What can I do to help orienting myself in Minecraft Alpha?

Question

The current cave I'm working on is becoming unwieldly disorienting. It's becoming harder and harder for me to keep bearings of where I am and what is the fastest way to my shelter. I'm looking for a cost effective way to fix this.

This is mainly due to my policy of digging through all earth and gravel in mines. It may be an excellent way to find coal and iron veins (not to forget openings to further areas) at zero cost, but it makes areas hard to navigate fast.

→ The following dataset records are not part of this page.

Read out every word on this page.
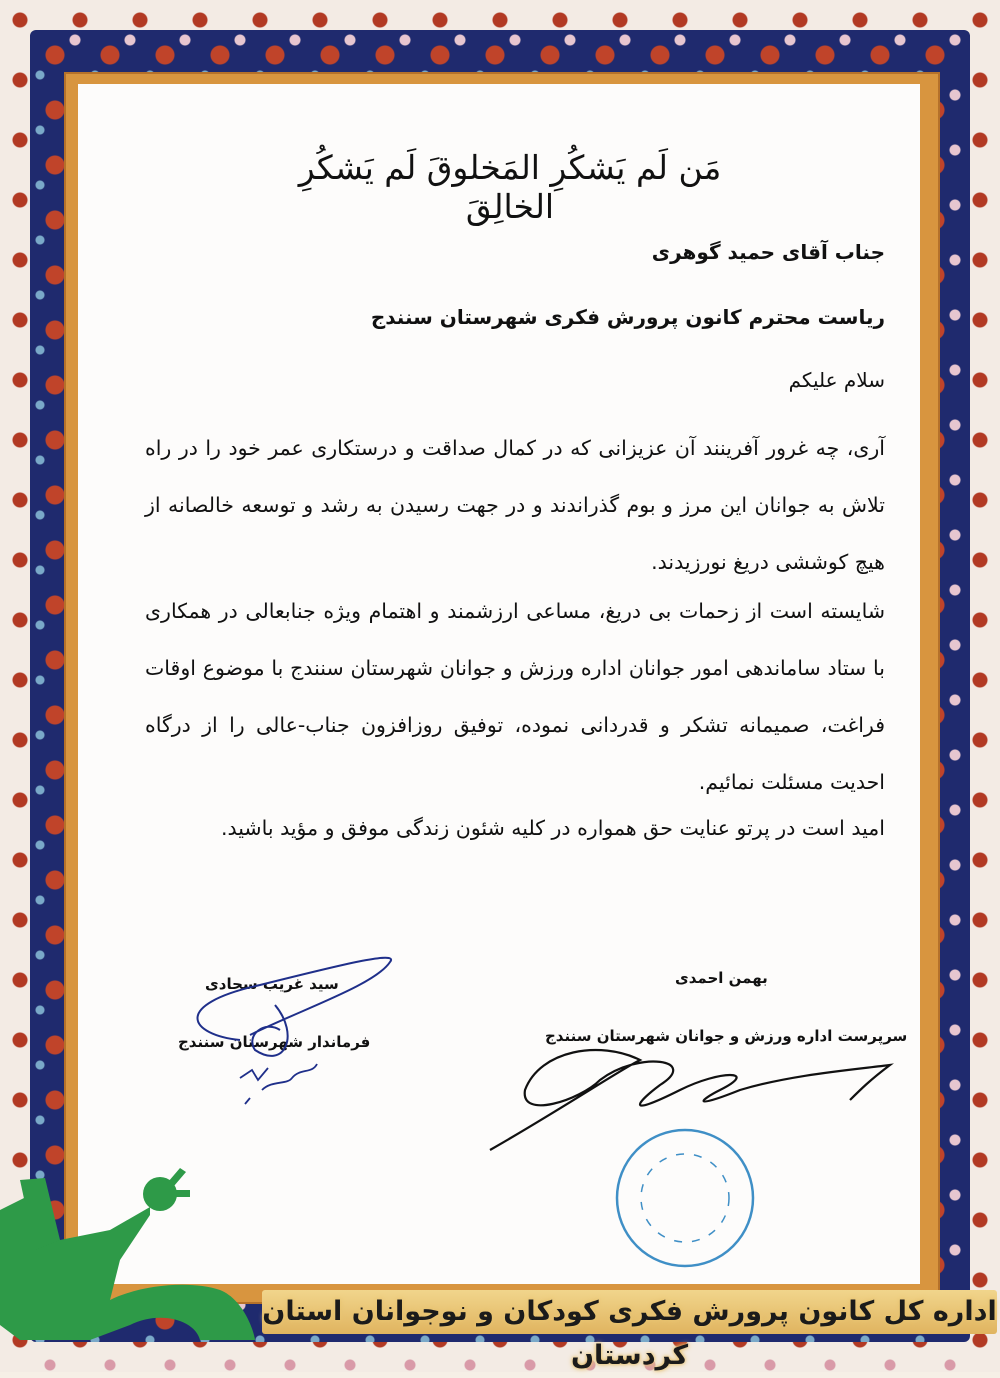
مَن لَم یَشکُرِ المَخلوقَ لَم یَشکُرِ الخالِقَ
جناب آقای حمید گوهری
ریاست محترم کانون پرورش فکری شهرستان سنندج
سلام علیکم
آری، چه غرور آفرینند آن عزیزانی که در کمال صداقت و درستکاری عمر خود را در راه تلاش به جوانان این مرز و بوم گذراندند و در جهت رسیدن به رشد و توسعه خالصانه از هیچ کوششی دریغ نورزیدند.
شایسته است از زحمات بی دریغ، مساعی ارزشمند و اهتمام ویژه جنابعالی در همکاری با ستاد ساماندهی امور جوانان اداره ورزش و جوانان شهرستان سنندج با موضوع اوقات فراغت، صمیمانه تشکر و قدردانی نموده، توفیق روزافزون جناب-عالی را از درگاه احدیت مسئلت نمائیم.
امید است در پرتو عنایت حق همواره در کلیه شئون زندگی موفق و مؤید باشید.
سید غریب سجادی
فرماندار شهرستان سنندج
بهمن احمدی
سرپرست اداره ورزش و جوانان شهرستان سنندج
اداره کل کانون پرورش فکری کودکان و نوجوانان استان کردستان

So far the only idea I have is to get going with signs:

┌───────────────┐ ┌───────────────┐ ┌───────────────┐
│     CAVE 1    │ │   SHELTER 1   │ │ SAFETY  FIRST │
│    DEPTH 15   │ │               │ │  Be advised:  │
│ <== Shelter 1 │ │  Cave 1 down  │ │ Sea above the │
│  Workshop ==> │ │ mind the lava │ │     cave      │
└───────────────┘ └───────────────┘ └───────────────┘

I love this idea - which is why signs are quite costly to make (~1½ log each):

I could use a compass, but that's not very good when you are in a hurry. Besides, the cave extends below the spawn point. Also, I still have no redstone to work with.

I could also make additional ways up, but this costs even more between torches and doors (to keep the ground level mob outside) and opens flooding risks (see sign 3)

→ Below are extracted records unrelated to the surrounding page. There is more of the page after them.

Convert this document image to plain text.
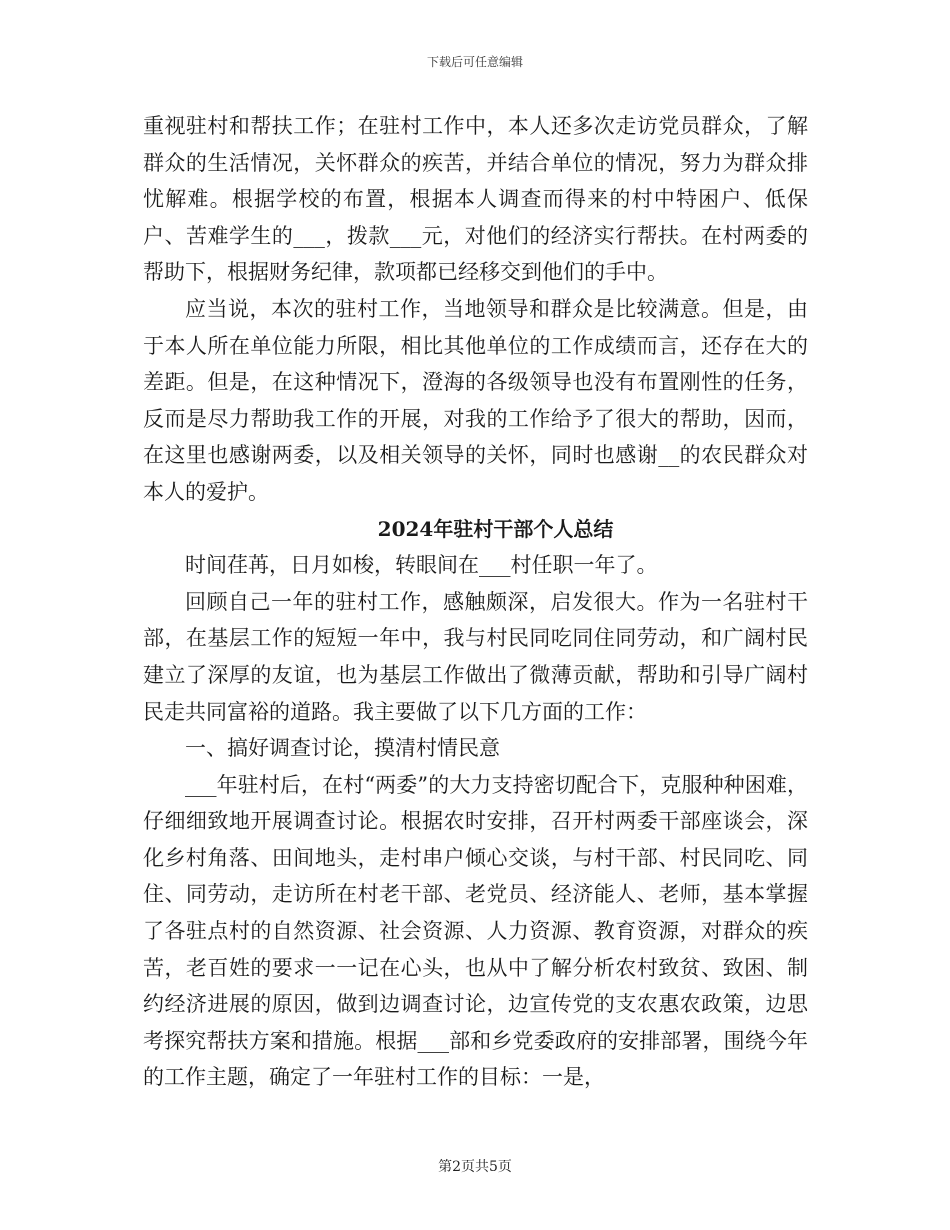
下载后可任意编辑

重视驻村和帮扶工作；在驻村工作中，本人还多次走访党员群众，了解群众的生活情况，关怀群众的疾苦，并结合单位的情况，努力为群众排忧解难。根据学校的布置，根据本人调查而得来的村中特困户、低保户、苦难学生的___，拨款___元，对他们的经济实行帮扶。在村两委的帮助下，根据财务纪律，款项都已经移交到他们的手中。

应当说，本次的驻村工作，当地领导和群众是比较满意。但是，由于本人所在单位能力所限，相比其他单位的工作成绩而言，还存在大的差距。但是，在这种情况下，澄海的各级领导也没有布置刚性的任务，反而是尽力帮助我工作的开展，对我的工作给予了很大的帮助，因而，在这里也感谢两委，以及相关领导的关怀，同时也感谢__的农民群众对本人的爱护。

2024年驻村干部个人总结

时间荏苒，日月如梭，转眼间在___村任职一年了。

回顾自己一年的驻村工作，感触颇深，启发很大。作为一名驻村干部，在基层工作的短短一年中，我与村民同吃同住同劳动，和广阔村民建立了深厚的友谊，也为基层工作做出了微薄贡献，帮助和引导广阔村民走共同富裕的道路。我主要做了以下几方面的工作：

一、搞好调查讨论，摸清村情民意

___年驻村后，在村“两委”的大力支持密切配合下，克服种种困难，仔细细致地开展调查讨论。根据农时安排，召开村两委干部座谈会，深化乡村角落、田间地头，走村串户倾心交谈，与村干部、村民同吃、同住、同劳动，走访所在村老干部、老党员、经济能人、老师，基本掌握了各驻点村的自然资源、社会资源、人力资源、教育资源，对群众的疾苦，老百姓的要求一一记在心头，也从中了解分析农村致贫、致困、制约经济进展的原因，做到边调查讨论，边宣传党的支农惠农政策，边思考探究帮扶方案和措施。根据___部和乡党委政府的安排部署，围绕今年的工作主题，确定了一年驻村工作的目标：一是，

第2页共5页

What is, then, a good, cost effective way to help orientation in Minecraft caves?


Here's, to give you an idea of my progress, my full inventory as of a few game days ago:

384 earth, 1 cactus, 6 tree, 2 glass, 98 sand, 42 coal, 3 gold ore, 2 iron picks, 35 wood, 2 gunpowder, 918 gravel, 107 lamps, 540 stone, 24 arrows, 29 feathers, 6 gunpowder, 73 flint, 16 iron ingots, 6 eggs, 5 iron ore, 3 cloth, 4 leather, 1 sign, 1 stone sword, 5 sticks.

On the background, Shelter 1 :)

Answer

Place redstone torches on north walls. Redstone is quite easy to find deep underground and not required for much else.

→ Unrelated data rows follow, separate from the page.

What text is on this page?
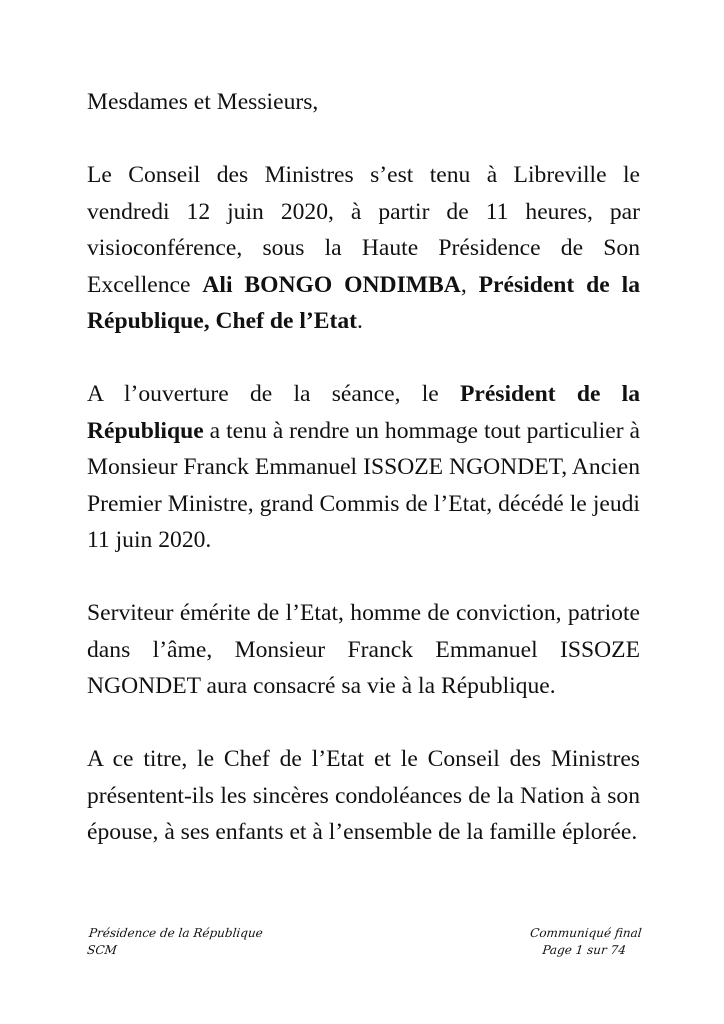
Mesdames et Messieurs,

Le Conseil des Ministres s’est tenu à Libreville le vendredi 12 juin 2020, à partir de 11 heures, par visioconférence, sous la Haute Présidence de Son Excellence Ali BONGO ONDIMBA, Président de la République, Chef de l’Etat.

A l’ouverture de la séance, le Président de la République a tenu à rendre un hommage tout particulier à Monsieur Franck Emmanuel ISSOZE NGONDET, Ancien Premier Ministre, grand Commis de l’Etat, décédé le jeudi 11 juin 2020.

Serviteur émérite de l’Etat, homme de conviction, patriote dans l’âme, Monsieur Franck Emmanuel ISSOZE NGONDET aura consacré sa vie à la République.

A ce titre, le Chef de l’Etat et le Conseil des Ministres présentent-ils les sincères condoléances de la Nation à son épouse, à ses enfants et à l’ensemble de la famille éplorée.

Présidence de la République
SCM
Communiqué final
Page 1 sur 74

Punch the ground directly beneath you. The break pattern is always the same relative to north.

Cheaper than torches, inlay the right-hand side of the floor with a dirt block every three squares. Build wide main corridors which you can follow back when you find one.

Grow a tree farm. Use the wood to make plenty of signs.

Design each area with its own character, so you can recognise them. Identical corridors are a good way to get lost. Place occasional markers, such as sand or wood.

Dig arrows into the wall pointing toward the nearest familiar spot. You can fill the arrow with dirt for extra visibility.

Create staircases upward occasionally. At the top, use excess stone to build a hut with a door and an observation tower. Use this to travel back to your shelter by aboveground when completely lost. Style your observation towers differently to use them as landmarks and build cobblestone roads between them.